Etwa vor einem Jahr füllten sie Seiten des Feuilletons, jetzt kommen die Meldungen kleiner daher: Die Rede ist von Hans Barlach und Claus Grossner, die mit dem Erwerb von Verlagsanteilen recht laut in die die Suhrkamp-Politik reinreden wollten [mehr…]. Im Mai vorigen Jahres wurde dann bekannt, dass Grossner – wie der FOCUS titelte – beim Entern kenterte: er hatte nicht einmal seinen Anteil bezahlt.

Suhrkamp hingegen wehrte sich gegen die Übernahme-Farce und vor allem gegen die üble Nachrede (Verlegerin Ulla Berkéwicz wurde u.a. vorgeworfen, Privates und Geschäftliches vermischt zu haben [mehr…] – und bis heute liegt kein Beweis für diese Behauptung auf dem Tisch).

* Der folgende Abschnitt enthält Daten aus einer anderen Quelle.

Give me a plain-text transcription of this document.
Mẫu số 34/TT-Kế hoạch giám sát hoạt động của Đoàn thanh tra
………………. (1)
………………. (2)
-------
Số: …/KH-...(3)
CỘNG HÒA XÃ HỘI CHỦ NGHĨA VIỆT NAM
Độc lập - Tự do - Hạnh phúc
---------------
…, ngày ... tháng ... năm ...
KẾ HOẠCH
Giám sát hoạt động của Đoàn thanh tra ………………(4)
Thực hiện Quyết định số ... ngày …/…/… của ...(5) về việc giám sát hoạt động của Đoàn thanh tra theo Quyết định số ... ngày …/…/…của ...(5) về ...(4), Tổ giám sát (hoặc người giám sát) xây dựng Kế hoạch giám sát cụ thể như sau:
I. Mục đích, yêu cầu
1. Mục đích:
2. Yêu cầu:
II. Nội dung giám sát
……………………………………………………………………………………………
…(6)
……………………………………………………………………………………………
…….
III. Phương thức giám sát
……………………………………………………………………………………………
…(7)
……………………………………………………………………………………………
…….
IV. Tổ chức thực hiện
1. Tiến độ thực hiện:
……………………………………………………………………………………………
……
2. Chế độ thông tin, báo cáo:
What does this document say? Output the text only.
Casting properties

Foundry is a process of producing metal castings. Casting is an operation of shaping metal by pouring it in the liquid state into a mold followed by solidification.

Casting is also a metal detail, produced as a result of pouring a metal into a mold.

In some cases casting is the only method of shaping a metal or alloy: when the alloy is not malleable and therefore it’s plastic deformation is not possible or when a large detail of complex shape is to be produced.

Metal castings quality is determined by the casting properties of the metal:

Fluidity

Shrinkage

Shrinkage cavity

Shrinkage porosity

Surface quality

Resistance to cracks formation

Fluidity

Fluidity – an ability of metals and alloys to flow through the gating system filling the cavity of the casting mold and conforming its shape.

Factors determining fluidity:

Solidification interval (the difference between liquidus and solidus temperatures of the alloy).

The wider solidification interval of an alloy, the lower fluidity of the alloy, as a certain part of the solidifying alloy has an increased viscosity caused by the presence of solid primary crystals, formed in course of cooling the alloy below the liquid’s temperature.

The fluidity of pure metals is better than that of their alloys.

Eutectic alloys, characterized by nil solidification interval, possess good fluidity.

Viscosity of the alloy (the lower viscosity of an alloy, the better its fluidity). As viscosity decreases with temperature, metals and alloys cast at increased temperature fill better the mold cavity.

Dafür liegt jetzt auf dem SPIEGEL-Tisch ein Schreiben des Münchner Amtsgerichts, wonach Grossner und Barlach für die Einstellung dieses Verfahrens jeweils 15.000 an eine gemeinnützige Institution zahlen müssen. (Spiegel 5/2008, Seite 132)

Der Streit um die Besitzrechte, so der SPIEGEL, geht demnächst vor dem LG Frankfurt in die Nächste Runde.